Tonight, Albert Serra has taken one more firm step on its way to the place that the cinematographic world has reserved its great masters. And at the same time, however, the Golden Shell that the one from Girona received this Saturday, and that credits ‘Tardes de Soledad’ as the best film of those that have competed this year for the award, symbolizes for him the entry into new territory.

First of all, thanks to this triumph his career it stops being a test of how much truth there is in that useful saying that no one is a prophet in their own land: with his second feature film, ‘Honor de cavalleria’ (2006), Serra caught the attention of the very French Cannes Festival, the most important in the world, which has since included in its programming most of his later films; Thanks to ‘Història de la meva mort’ (2013) he won the Golden Leopard at the Locarno Festival, very prestigious and very Swiss, while our country did not pay attention; and his 2022 feature film, the Franco-Spanish co-production ‘Pacifiction’, obtained no less than nine nominations for the César Awards – two of them were translated into statuettes – and exactly zero nominations for the Goya; until doing it this year at the San Sebastián Festival, in addition, He had never presented one of his films worldwide in Spain. The award obtained today also guarantees that ‘Afternoons of Solitude’ will have among a good part of its viewers people who have never seen a Serra film before and had never even heard of him.



Inevitably, many of those people will go to the cinema attracted by the controversy that the film generated even before its premiere at the festival and for which the award will serve as a speaker. Documentary portrait of the Peruvian bullfighter Andrés Roca Rey, whom he observes very closely both inside the ring in front of the bull and during the routines he follows before and after stepping into the arena, is a work evidently fascinated by the ritualistic element, the plasticity, the aesthetics and the mystery that surround the bullfighting but which also, whether intended or not, demonstrates with crystalline clarity how much pain the animal that participates in the bullfight, condemned to die, suffers, because those who intend to kill it surpass it in number and resources, and because without the shedding of its blood the party would be no such thing.

In other words, it has potential to offend animalists and protaurines alike, because the topic is controversial in itself and because, let’s face it, nowadays even coffee with milk is controversial. Those who do not look in ‘Afternoons of Solitude’ for arguments with which reinforce their ideological positions but also artistic valuesyes, you will find in it something very different: on the one hand, a dazzling game of contrasts between the barbaric and the poetic, between the natural and the artifice, between instinct and premeditation and between the hegemonic masculinity of the text and the unmistakable subtext homoeroticism; on the other, an overwhelming, hypnotic and brutal visual and sound experience.
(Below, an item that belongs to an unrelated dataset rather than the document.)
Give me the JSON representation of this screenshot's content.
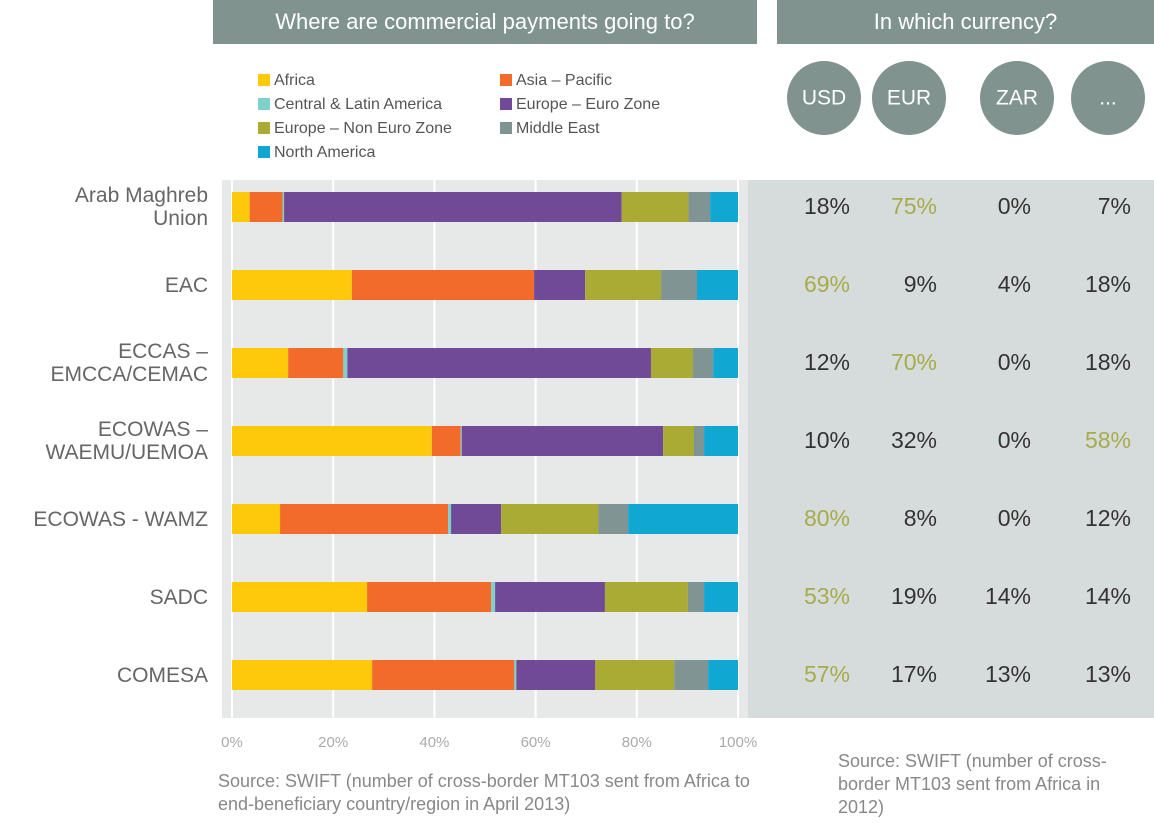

The decision to award him the Golden Shell is incontestable, and that is something that in no way can be said of most of the others that the group of judges chaired by the Galician filmmaker Jaione Camborda has taken. The only way to make sense of the Special Jury Prize awarded to ‘The Last Showgirl’, by Gia Coppola -granddaughter of Francis Ford-, is to understand it as a reward for everything the film has to offer. vindication of its main actress, Pamela Anderson, a performer who suffered for years from objectification, contempt and denigration by the media and the industry; For the rest, it is a crude, superficial work, built on clichés and even insincere. The ideal winner of that award would have been the first feature film by Portuguese director Laura Carreira, ‘On Falling’, a perfect example of the only sensible way to make social cinema – with subtlety and trust in the viewer’s intelligence, without resorting to didacticism or manipulations – which in return has had to settle for sharing ‘ex aequo’ the award for Best Director with Pedro Martín-Calero’s debut film, ‘El llanto’, which uses the horror film language to expose fears that plague our present, and to do so it exhibits astonishing narrative and stylistic precision.

Regarding the award for Best Leading Performance received by Vitoria-born Patricia López Arnaiz for her magnificent work in ‘The Flashes’, the main reply she admits is that Pilar Palomero’s film would have deserved a greater reward, and this is exactly opposite to what can be said about ‘When Autumn Falls’, by François Ozon; that the jury has awarded the award for Best Supporting Performance to his co-star Pierre Lottin is questionable in itself; The fact that it has also rewarded the collection of narrative crudeness, stereotypes, Manichaeisms and crazy plots that make it up by awarding it the award for Best Screenplay already falls into the category of nonsense.